The policy-methods should be used for collecting actions. The collect_policy-method should be used for training, as it has an optional epsilon parameter for generating random actions. If no epsilon is given, the default value of 5% is used.
For playing the game without training the normal policy-method should be used, as it will always return the action decided by the neural network.
If you want to change the network architecture, do so in the _build_dqn_model-method, as multiple networks are required for the double-q-learning process and this ensures that both networks are of the same architecture at all times.
The replay memory is a wrapper around a builtin deque. It stores the last state, the action the agent decided, the calculated reward for said action, and the state that followed. This memory is sampled randomly during training.
The tetris environment uses the game and the agent to create a learning environment for the network. It describes how the rewards are calculated for each action and controls the rendering and updating of the game loop in the learning process.
Important methods are the step-method for updating the game clock, the render-method for rendering the game and the __calc_reward-method, which uses a couple of helper methods to determine how good a move was and how the network should be rewarded.

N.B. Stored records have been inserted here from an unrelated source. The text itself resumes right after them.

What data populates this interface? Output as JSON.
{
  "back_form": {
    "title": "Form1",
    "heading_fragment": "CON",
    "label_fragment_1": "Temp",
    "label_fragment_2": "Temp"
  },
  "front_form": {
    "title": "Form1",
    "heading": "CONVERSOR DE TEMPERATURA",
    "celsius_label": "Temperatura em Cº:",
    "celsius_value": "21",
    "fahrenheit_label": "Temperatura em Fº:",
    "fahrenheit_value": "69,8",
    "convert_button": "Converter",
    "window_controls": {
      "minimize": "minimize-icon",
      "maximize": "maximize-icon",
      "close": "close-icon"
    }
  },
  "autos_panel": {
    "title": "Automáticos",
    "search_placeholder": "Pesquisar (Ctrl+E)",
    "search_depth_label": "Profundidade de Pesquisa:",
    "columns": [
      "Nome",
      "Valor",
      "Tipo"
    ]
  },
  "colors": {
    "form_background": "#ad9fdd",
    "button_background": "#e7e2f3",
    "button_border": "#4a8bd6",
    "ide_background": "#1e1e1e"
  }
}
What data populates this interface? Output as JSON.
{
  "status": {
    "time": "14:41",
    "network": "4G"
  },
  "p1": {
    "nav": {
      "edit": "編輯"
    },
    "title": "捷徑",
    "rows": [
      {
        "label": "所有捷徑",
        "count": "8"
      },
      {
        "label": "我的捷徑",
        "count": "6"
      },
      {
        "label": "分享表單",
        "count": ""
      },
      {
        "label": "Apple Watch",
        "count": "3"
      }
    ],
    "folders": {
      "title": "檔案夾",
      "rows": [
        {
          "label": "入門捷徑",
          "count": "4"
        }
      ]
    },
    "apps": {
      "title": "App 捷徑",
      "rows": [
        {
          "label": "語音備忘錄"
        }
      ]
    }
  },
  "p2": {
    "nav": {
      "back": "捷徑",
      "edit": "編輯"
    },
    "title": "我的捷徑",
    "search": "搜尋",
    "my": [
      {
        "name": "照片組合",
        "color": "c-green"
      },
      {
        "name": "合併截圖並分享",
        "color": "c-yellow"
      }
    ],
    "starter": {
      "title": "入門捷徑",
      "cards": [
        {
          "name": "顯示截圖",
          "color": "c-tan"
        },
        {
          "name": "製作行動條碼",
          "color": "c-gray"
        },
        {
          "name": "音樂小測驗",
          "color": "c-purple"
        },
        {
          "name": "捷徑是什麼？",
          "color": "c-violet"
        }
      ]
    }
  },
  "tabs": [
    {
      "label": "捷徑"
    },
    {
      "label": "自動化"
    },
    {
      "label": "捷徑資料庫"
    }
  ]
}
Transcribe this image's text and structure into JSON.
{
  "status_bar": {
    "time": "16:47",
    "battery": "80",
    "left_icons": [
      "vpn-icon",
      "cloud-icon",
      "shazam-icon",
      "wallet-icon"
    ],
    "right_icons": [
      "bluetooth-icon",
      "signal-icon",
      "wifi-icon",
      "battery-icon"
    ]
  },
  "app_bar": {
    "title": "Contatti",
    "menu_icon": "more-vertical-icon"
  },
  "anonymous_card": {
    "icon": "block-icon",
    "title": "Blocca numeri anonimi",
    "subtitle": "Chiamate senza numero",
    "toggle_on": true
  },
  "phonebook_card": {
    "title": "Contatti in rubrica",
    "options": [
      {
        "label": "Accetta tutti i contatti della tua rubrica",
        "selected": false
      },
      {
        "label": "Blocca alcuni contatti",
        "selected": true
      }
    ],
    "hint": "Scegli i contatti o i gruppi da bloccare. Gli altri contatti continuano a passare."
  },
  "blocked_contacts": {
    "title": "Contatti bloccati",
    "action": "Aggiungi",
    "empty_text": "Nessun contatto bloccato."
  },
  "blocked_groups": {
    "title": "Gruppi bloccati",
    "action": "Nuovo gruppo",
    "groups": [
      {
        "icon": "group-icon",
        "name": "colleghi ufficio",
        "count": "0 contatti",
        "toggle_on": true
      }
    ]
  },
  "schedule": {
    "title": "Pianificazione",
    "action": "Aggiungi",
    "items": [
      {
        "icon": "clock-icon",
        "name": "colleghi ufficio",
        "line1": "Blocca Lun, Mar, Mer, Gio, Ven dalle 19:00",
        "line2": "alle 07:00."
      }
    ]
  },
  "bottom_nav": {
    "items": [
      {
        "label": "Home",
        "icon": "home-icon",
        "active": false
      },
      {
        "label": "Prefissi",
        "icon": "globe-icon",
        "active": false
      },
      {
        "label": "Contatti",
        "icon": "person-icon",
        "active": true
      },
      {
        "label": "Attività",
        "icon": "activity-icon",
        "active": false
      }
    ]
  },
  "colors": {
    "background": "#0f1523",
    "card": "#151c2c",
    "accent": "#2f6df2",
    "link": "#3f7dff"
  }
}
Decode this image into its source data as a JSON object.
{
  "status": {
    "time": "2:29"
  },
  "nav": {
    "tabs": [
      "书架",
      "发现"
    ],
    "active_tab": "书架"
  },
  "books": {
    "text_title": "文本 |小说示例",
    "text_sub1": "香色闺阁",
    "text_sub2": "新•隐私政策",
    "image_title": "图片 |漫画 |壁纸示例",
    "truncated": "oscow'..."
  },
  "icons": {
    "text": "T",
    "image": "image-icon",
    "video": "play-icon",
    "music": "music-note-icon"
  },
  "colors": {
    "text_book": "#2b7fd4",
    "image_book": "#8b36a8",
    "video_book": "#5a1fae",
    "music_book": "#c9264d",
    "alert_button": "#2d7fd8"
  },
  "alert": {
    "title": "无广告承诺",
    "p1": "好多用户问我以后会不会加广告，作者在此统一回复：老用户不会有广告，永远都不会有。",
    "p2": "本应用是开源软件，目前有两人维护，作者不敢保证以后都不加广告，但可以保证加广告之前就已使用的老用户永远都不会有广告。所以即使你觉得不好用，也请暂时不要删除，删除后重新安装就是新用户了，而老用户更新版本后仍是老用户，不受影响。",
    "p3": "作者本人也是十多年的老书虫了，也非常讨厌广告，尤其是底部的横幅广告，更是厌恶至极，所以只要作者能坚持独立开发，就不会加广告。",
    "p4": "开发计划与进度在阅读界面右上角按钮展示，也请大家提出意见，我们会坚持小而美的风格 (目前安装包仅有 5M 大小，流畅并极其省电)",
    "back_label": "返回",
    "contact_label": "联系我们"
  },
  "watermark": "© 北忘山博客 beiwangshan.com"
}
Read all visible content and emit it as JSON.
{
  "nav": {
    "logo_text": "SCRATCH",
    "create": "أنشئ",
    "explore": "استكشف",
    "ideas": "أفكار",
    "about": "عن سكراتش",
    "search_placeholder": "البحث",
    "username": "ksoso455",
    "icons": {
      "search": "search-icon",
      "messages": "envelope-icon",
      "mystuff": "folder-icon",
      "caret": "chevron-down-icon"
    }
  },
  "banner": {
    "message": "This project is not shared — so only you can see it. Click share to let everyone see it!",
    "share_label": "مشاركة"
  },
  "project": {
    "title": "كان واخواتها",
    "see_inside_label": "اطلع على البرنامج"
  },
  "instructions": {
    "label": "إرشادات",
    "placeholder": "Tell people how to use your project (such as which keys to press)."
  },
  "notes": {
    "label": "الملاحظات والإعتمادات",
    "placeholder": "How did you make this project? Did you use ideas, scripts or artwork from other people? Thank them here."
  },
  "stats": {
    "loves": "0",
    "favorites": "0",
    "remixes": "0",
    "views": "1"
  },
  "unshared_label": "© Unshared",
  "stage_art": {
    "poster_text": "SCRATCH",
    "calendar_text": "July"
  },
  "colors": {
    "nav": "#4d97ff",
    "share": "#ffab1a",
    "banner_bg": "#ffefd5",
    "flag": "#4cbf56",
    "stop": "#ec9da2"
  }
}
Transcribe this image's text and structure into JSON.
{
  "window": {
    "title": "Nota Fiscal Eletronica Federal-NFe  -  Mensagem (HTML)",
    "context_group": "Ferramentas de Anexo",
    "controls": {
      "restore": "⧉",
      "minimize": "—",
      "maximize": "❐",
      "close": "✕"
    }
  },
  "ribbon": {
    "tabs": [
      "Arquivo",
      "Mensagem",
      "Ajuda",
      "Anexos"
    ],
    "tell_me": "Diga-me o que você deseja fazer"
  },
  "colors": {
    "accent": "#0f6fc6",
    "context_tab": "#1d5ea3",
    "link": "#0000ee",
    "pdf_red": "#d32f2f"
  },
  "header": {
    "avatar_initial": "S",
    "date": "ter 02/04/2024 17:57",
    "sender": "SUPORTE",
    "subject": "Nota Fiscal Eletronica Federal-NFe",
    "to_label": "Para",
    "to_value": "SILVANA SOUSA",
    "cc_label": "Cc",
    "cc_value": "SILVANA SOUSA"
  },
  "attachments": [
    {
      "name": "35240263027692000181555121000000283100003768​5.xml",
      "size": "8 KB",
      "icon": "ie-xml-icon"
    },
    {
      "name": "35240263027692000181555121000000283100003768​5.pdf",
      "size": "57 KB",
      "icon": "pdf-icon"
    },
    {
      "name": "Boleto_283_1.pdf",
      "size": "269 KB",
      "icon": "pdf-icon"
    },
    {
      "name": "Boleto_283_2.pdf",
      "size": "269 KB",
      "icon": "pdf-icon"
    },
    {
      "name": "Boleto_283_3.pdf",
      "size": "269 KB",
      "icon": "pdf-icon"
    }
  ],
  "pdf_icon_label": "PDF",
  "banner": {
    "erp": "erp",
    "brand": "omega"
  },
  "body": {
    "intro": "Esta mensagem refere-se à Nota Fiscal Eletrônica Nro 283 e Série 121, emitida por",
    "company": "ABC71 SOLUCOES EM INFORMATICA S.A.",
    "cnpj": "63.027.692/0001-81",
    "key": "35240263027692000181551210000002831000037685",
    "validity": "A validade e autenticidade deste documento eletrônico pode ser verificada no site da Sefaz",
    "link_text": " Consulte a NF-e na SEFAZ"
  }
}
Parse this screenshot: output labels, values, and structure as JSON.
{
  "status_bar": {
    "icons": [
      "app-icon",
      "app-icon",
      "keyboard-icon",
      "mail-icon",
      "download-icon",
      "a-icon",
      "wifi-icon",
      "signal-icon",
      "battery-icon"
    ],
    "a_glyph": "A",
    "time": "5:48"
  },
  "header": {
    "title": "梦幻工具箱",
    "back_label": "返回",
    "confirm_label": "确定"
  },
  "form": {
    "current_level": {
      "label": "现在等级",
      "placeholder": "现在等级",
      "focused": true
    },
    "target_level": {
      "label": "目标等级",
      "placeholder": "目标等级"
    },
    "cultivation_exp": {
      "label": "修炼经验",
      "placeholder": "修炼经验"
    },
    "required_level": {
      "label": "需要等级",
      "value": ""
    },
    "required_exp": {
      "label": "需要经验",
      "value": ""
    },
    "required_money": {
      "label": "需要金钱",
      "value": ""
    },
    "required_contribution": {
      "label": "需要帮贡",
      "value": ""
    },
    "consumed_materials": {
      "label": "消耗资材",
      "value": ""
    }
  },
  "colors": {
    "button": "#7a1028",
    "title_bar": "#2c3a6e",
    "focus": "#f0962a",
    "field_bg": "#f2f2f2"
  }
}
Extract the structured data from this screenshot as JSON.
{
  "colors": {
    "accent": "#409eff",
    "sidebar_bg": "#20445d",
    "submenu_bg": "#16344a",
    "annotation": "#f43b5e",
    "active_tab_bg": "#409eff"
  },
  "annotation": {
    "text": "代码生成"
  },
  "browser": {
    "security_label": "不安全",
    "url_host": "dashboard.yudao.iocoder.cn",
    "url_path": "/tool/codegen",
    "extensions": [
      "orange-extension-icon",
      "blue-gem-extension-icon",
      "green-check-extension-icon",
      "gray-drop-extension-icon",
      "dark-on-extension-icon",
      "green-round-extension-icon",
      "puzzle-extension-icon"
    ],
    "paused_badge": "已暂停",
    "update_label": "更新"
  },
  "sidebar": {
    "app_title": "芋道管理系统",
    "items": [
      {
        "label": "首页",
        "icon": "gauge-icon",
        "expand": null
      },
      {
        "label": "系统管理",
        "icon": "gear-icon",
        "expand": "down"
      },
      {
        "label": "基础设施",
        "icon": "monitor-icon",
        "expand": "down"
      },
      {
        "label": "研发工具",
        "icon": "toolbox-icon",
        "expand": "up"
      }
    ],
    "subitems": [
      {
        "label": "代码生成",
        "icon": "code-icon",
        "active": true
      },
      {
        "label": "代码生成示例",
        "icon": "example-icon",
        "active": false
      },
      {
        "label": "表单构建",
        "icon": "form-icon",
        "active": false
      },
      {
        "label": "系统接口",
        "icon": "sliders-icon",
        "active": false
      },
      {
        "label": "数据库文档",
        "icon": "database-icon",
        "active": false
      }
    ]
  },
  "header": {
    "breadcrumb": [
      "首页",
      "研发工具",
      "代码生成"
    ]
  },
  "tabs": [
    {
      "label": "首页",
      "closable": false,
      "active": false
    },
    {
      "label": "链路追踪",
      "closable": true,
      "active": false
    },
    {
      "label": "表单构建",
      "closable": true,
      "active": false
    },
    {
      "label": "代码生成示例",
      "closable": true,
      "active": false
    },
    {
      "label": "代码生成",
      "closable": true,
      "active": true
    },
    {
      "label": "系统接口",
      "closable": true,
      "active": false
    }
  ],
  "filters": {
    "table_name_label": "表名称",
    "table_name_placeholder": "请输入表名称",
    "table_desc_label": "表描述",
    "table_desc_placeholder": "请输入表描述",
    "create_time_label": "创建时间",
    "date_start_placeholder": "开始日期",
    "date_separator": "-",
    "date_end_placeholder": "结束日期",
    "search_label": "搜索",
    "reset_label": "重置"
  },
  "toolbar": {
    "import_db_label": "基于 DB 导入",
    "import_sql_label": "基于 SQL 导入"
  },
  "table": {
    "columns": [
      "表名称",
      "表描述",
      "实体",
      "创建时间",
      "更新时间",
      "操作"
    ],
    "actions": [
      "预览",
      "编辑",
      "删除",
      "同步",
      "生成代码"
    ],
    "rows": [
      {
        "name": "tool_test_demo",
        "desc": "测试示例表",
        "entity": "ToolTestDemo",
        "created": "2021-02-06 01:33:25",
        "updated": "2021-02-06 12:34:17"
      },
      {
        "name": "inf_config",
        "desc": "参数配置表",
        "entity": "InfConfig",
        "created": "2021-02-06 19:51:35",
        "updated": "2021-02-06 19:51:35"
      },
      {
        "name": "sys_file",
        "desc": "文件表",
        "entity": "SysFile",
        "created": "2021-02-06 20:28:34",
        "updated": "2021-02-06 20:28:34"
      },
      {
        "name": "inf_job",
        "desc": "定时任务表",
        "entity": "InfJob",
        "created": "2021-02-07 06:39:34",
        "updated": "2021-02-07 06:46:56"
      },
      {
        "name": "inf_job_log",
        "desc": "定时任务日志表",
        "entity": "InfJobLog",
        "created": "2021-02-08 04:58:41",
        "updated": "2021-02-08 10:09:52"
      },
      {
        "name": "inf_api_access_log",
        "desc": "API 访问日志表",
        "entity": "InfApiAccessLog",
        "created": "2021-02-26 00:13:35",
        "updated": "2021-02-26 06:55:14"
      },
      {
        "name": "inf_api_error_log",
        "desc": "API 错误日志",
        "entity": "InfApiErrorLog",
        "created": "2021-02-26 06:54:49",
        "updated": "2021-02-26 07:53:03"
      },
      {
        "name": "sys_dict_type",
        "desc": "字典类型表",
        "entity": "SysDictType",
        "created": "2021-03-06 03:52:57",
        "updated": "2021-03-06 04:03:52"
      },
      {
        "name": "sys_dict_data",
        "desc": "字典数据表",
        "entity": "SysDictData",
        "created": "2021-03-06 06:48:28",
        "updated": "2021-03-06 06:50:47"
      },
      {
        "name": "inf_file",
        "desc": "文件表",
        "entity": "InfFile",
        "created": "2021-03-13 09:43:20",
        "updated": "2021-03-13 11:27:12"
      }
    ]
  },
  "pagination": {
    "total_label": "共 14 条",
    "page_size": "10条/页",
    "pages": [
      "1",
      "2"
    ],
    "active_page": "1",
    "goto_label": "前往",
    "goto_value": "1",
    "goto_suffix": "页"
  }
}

The Reward depends on multiple factors, which each have an own weight. The __calculate_hole_count-method calculated how many holes are in the current block structure with a hole being defined as an empty space below a block.
The __calculate_bumps-method sums up the height difference between each neighbouring column. There is also a factor called reward_bonus, which gives the network a bonus reward for doing actions lower to the ground. This part of the reward is set to 0 if the height of the block-tower is larger than 9.
Additionally the current score of the game is also used in the reward calculation, since scoring a line is ultimately the goal of the network.
The final weights for the factors by trial and error came out to: (-10 hole_delta) + (-2.5 bump_delta) + (1000 score_delta) + (0.2 reward_bonus). This seemed to give us a consistant learning_curve.
Training happens in learn.py.
collect_gameplay_experience makes the agent play a round of tetris. After each move, a random sample of the last moved are learned.
After 10 (per default) rounds, the agent plays a few rounds without training (evaluate_training_result-method). During this time, random actions are disabled and videos are recorded and saved to the ./snapshots directory.
During training various statistics are collected via TensorBoard. You can look at the graphs generated by this by either using the docker-setup as described above, or by starting a local tensorboard instance by running tensorboard --logdir logs.